Cómo afrontar mi nariz grande
Tengo la nariz de mi padre. Esta ha sido mi explicación y mi excusa para mi nariz desde que tengo uso de razón. No siempre fue así, por supuesto. Llegué al mundo con una bonita nariz de botón, como todos los bebés, pero cuando llegó la adolescencia, mi nariz se había adelantado y había crecido hasta alcanzar su tamaño completo, dejando que el resto de mi cara se esforzara por seguir el ritmo.
No supe realmente que mi nariz era grande hasta que me lo señalaron en sexto curso. Estaba sentada en clase y, sin ninguna razón, este chico, Dominick, me dijo que mi nariz era «realmente enorme». Me quedé en shock y desolada. Era la primera vez en mi vida que se insultaba mi aspecto (en mi cara, al menos). Lloré, porque por supuesto que lo hice. La profesora no me dejó ir al baño, así que traté de mantener mis sollozos al mínimo en mi pupitre. Ese fue el día en que empezaron mis inseguridades sobre mi nariz.

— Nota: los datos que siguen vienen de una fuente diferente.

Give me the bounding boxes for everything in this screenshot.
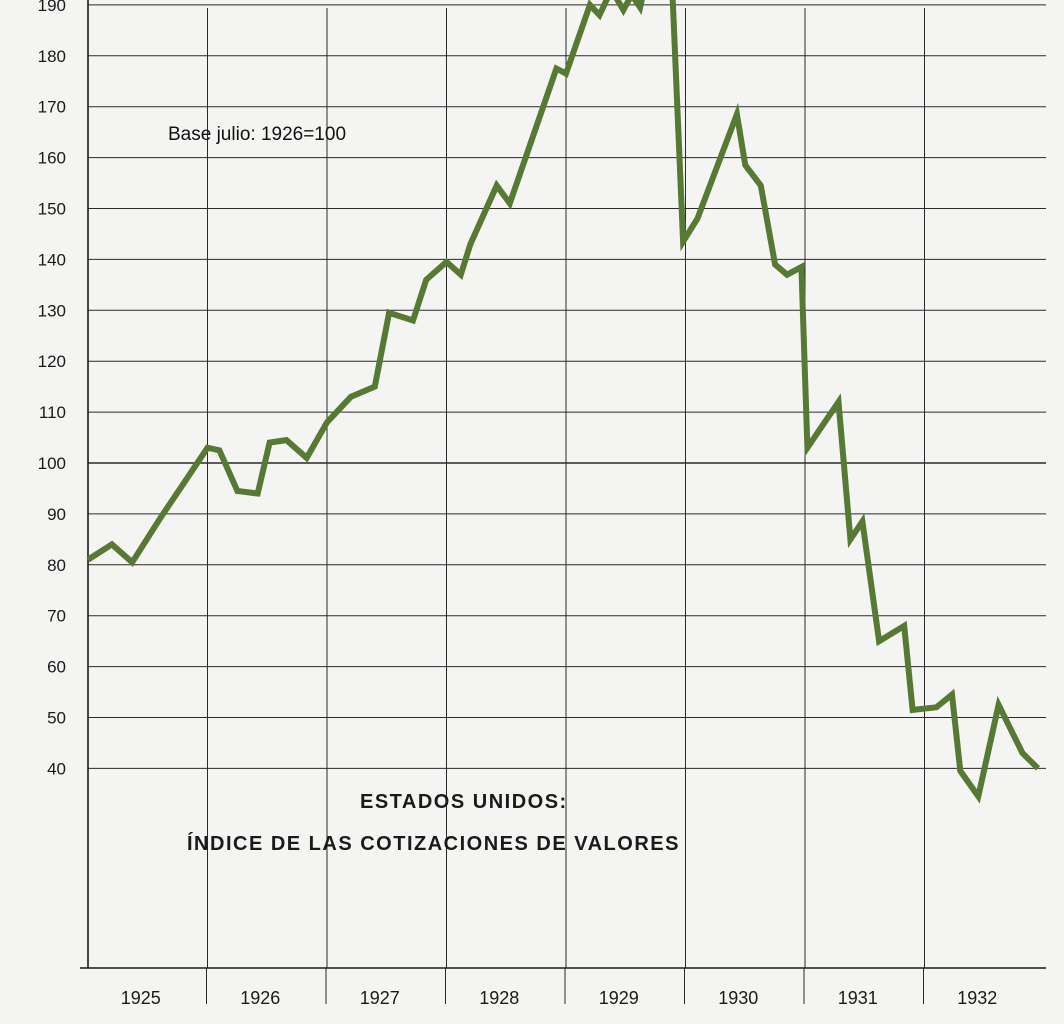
- series-line: [86, 0, 1041, 804]
- y-tick-label: 120: [38, 352, 66, 371]
- chart-subtitle: ÍNDICE DE LAS COTIZACIONES DE VALORES: [187, 832, 680, 855]
- x-year-label: 1931: [838, 988, 878, 1008]
- grid-lines: [88, 4, 1046, 1004]
- y-tick-label: 160: [38, 149, 66, 168]
- y-tick-label: 150: [38, 200, 66, 219]
- chart-title: ESTADOS UNIDOS:: [360, 791, 568, 813]
- y-tick-label: 190: [38, 0, 66, 15]
- y-tick-label: 100: [38, 454, 66, 473]
- y-tick-label: 130: [38, 301, 66, 320]
- y-tick-label: 90: [47, 505, 66, 524]
- x-year-label: 1928: [479, 988, 519, 1008]
- y-tick-label: 180: [38, 47, 66, 66]
- x-year-label: 1925: [121, 988, 161, 1008]
- x-year-label: 1927: [360, 988, 400, 1008]
- y-tick-label: 40: [47, 759, 66, 778]
- x-year-label: 1929: [599, 988, 639, 1008]
- y-tick-label: 110: [39, 403, 66, 422]
- base-annotation: Base julio: 1926=100: [168, 124, 346, 145]
- x-year-label: 1930: [718, 988, 758, 1008]
- axes: [80, 0, 1046, 969]
- x-year-label: 1926: [240, 988, 280, 1008]
- y-tick-label: 70: [47, 607, 66, 626]
- x-year-labels: 1925 1926 1927 1928 1929 1930 1931 1932: [121, 988, 998, 1008]
- x-year-label: 1932: [957, 988, 997, 1008]
- y-tick-label: 170: [38, 98, 66, 117]
- y-tick-labels: 40 50 60 70 80 90 100 110 120 130 140 150 160 170 180 1…: [38, 0, 66, 778]
- y-tick-label: 80: [47, 556, 66, 575]
- y-tick-label: 140: [38, 250, 66, 269]
- y-tick-label: 60: [47, 658, 66, 677]
- series-group: [86, 0, 1041, 804]
- y-tick-label: 50: [47, 709, 66, 728]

Como estaba justo en medio de mi cara, mi nariz era un blanco fácil. Mientras que insultos como «feo» y «gordo» suelen ser los primeros que se lanzan a un inadaptado, a mí me decían «nariz grande». El matón de mi instituto insistió en ello, e incluso me apodó «Beaker». Para ser sincero, en toda mi ingenuidad, al principio pensé que era una referencia al personaje de los Teleñecos, pero no tardé en darme cuenta de que era «Beaker» por mi «pico».

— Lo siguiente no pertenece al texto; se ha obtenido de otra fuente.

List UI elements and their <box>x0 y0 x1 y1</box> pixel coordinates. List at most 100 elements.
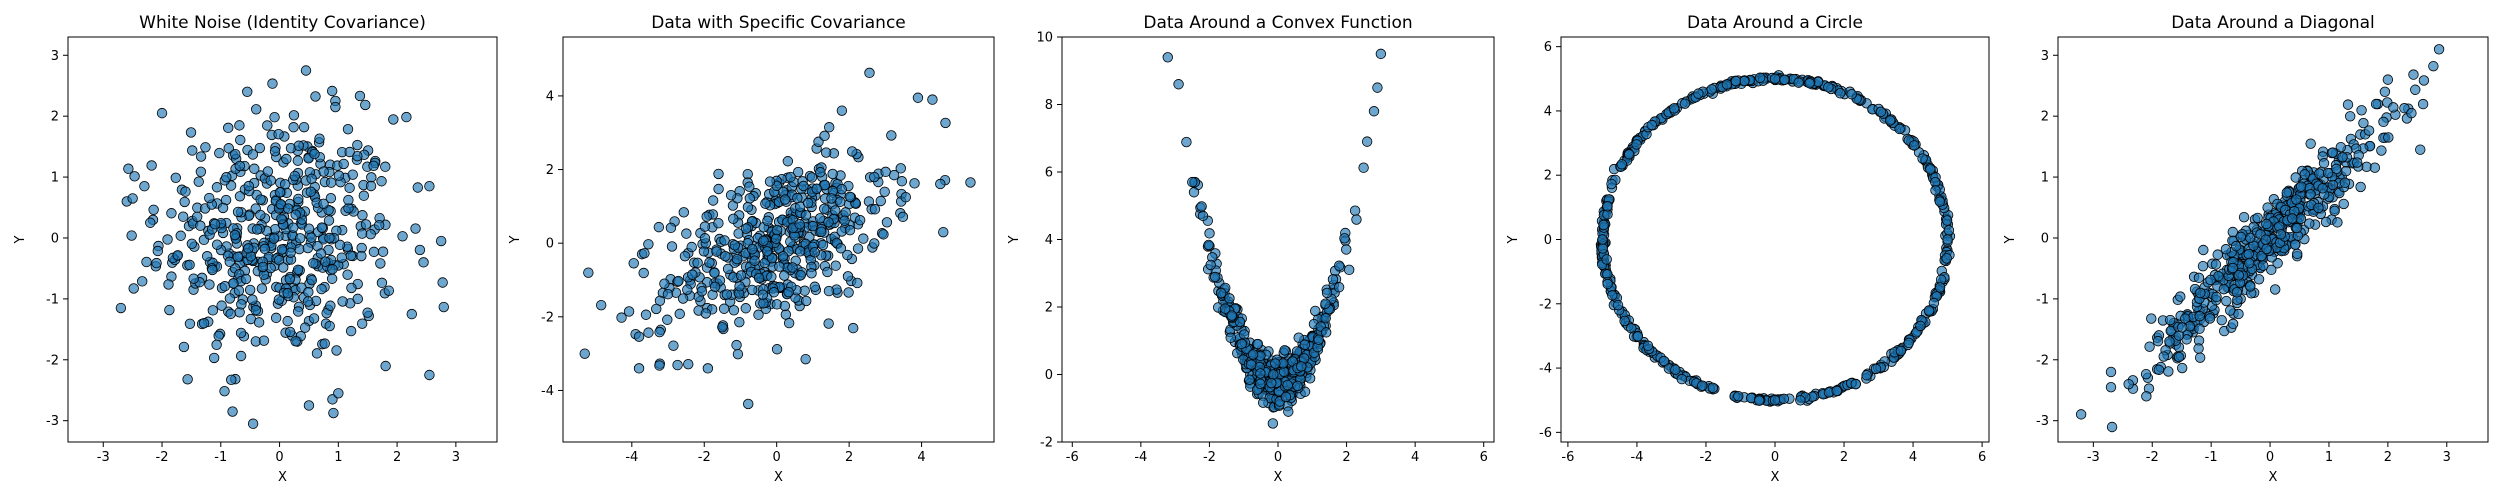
data-point <box>640 309 652 320</box>
data-point <box>761 246 773 257</box>
data-point <box>377 246 389 257</box>
data-point <box>418 257 429 268</box>
data-point <box>718 303 730 314</box>
data-point <box>292 306 304 317</box>
data-point <box>687 269 698 280</box>
data-point <box>2317 183 2328 194</box>
y-axis-label: Y <box>13 235 28 244</box>
y-tick-label: -4 <box>541 384 554 399</box>
data-point <box>1224 293 1235 304</box>
data-point <box>338 158 349 170</box>
chart-panel-4: -6 -4 -2 0 2 4 6 -6 -4 -2 0 2 4 6 Data Around a Circle… <box>1506 13 1990 485</box>
data-point <box>397 231 408 242</box>
data-point <box>2165 314 2176 326</box>
data-point <box>721 289 733 300</box>
data-point <box>2075 409 2087 420</box>
x-tick-label: -2 <box>1203 450 1216 465</box>
data-point <box>1313 334 1324 345</box>
data-point <box>178 341 190 353</box>
data-point <box>1327 274 1339 285</box>
x-tick-label: 4 <box>917 450 925 465</box>
data-point <box>1292 380 1303 392</box>
data-point <box>254 142 266 154</box>
data-point <box>638 267 649 279</box>
data-point <box>233 285 245 296</box>
data-point <box>2204 313 2216 324</box>
data-point <box>735 270 747 281</box>
x-axis-label: X <box>278 470 287 485</box>
data-point <box>2428 60 2439 72</box>
data-point <box>347 169 358 180</box>
x-tick-label: -2 <box>1699 450 1712 465</box>
data-point <box>336 252 347 263</box>
data-point <box>2342 99 2354 110</box>
data-point <box>170 172 181 184</box>
data-point <box>267 78 278 89</box>
y-tick-label: -1 <box>46 292 59 307</box>
data-point <box>325 300 336 311</box>
data-point <box>2332 217 2343 228</box>
data-point <box>334 239 346 251</box>
data-point <box>1793 77 1804 88</box>
data-point <box>792 192 803 204</box>
y-tick-label: -4 <box>1539 362 1552 377</box>
data-point <box>247 149 259 160</box>
data-point <box>2320 216 2332 228</box>
y-tick-label: 8 <box>1045 98 1053 113</box>
data-point <box>1279 345 1290 356</box>
data-point <box>764 176 776 187</box>
points-group <box>2075 44 2445 433</box>
data-point <box>318 198 329 210</box>
x-tick-label: -1 <box>2205 450 2218 465</box>
data-point <box>595 299 607 311</box>
data-point <box>2144 341 2155 352</box>
data-point <box>2194 310 2205 322</box>
data-point <box>2295 181 2307 192</box>
x-axis-label: X <box>774 470 783 485</box>
data-point <box>806 268 817 279</box>
data-point <box>406 308 417 320</box>
data-point <box>864 67 875 79</box>
data-point <box>207 305 219 316</box>
x-tick-label: 1 <box>334 450 342 465</box>
data-point <box>188 273 199 284</box>
data-point <box>1215 287 1227 299</box>
data-point <box>1624 149 1635 160</box>
data-point <box>783 286 794 298</box>
x-tick-label: -6 <box>1561 450 1574 465</box>
data-point <box>816 226 827 237</box>
data-point <box>2105 381 2117 393</box>
data-point <box>811 183 822 194</box>
data-point <box>185 127 197 138</box>
data-point <box>2378 116 2389 128</box>
data-point <box>281 153 292 165</box>
data-point <box>290 336 301 347</box>
data-point <box>1884 115 1896 126</box>
data-point <box>1923 305 1935 316</box>
data-point <box>1339 233 1350 244</box>
data-point <box>616 312 627 323</box>
data-point <box>835 243 847 254</box>
y-tick-label: 2 <box>2041 110 2049 125</box>
data-point <box>1244 374 1255 385</box>
data-point <box>842 249 853 261</box>
data-point <box>1721 79 1733 90</box>
data-point <box>221 172 232 183</box>
data-point <box>2314 168 2325 179</box>
data-point <box>701 211 712 222</box>
data-point <box>2173 351 2185 363</box>
data-point <box>1267 418 1279 429</box>
data-point <box>2158 351 2169 362</box>
data-point <box>375 258 386 269</box>
data-point <box>1375 48 1387 60</box>
data-point <box>276 244 288 255</box>
data-point <box>935 178 946 190</box>
data-point <box>681 228 692 239</box>
data-point <box>257 261 269 273</box>
data-point <box>702 363 714 374</box>
data-point <box>2363 125 2375 136</box>
data-point <box>303 286 314 298</box>
data-point <box>720 251 731 262</box>
data-point <box>2141 391 2152 402</box>
y-tick-label: 0 <box>546 237 554 252</box>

Todos estos años después, mi padre sigue bromeando con que fui lo suficientemente crédulo como para creer su oferta. «¿Realmente crees que te daría dinero para dejar que alguien corte tu hermosa cara, Mandy?». Pero funcionó.
Mis inseguridades sobre mi nariz pesaban mucho en mi mente. Mantenía mi pelo largo como una especie de escudo, y nunca lo llevaba recogido. Claro que tampoco me gustaba mi pelo rizado natural, pero lidiar con eso era mucho más fácil que someterme a mí misma y a mi nariz a un escrutinio aún mayor.
Estaba decidida a operarme la nariz. En el fondo creía que era la única manera de tener una vida larga y satisfactoria. Con una nariz perfectamente pequeña, los chicos me prestarían atención (en el buen sentido), por fin tendría la confianza necesaria para hacerme el corte pixie que había estado codiciando, e incluso mi trastorno depresivo mayor desaparecería. Sería una mujer nueva.
Cuando le conté a mi padre lo que quería, accedió a pedir una cita en un cirujano plástico. Estaba seguro de que una vez que me detallaran el procedimiento en sí -la rotura de la nariz, el tiempo de recuperación y los ojos morados que tendría durante semanas- me apartaría de mi «sueño».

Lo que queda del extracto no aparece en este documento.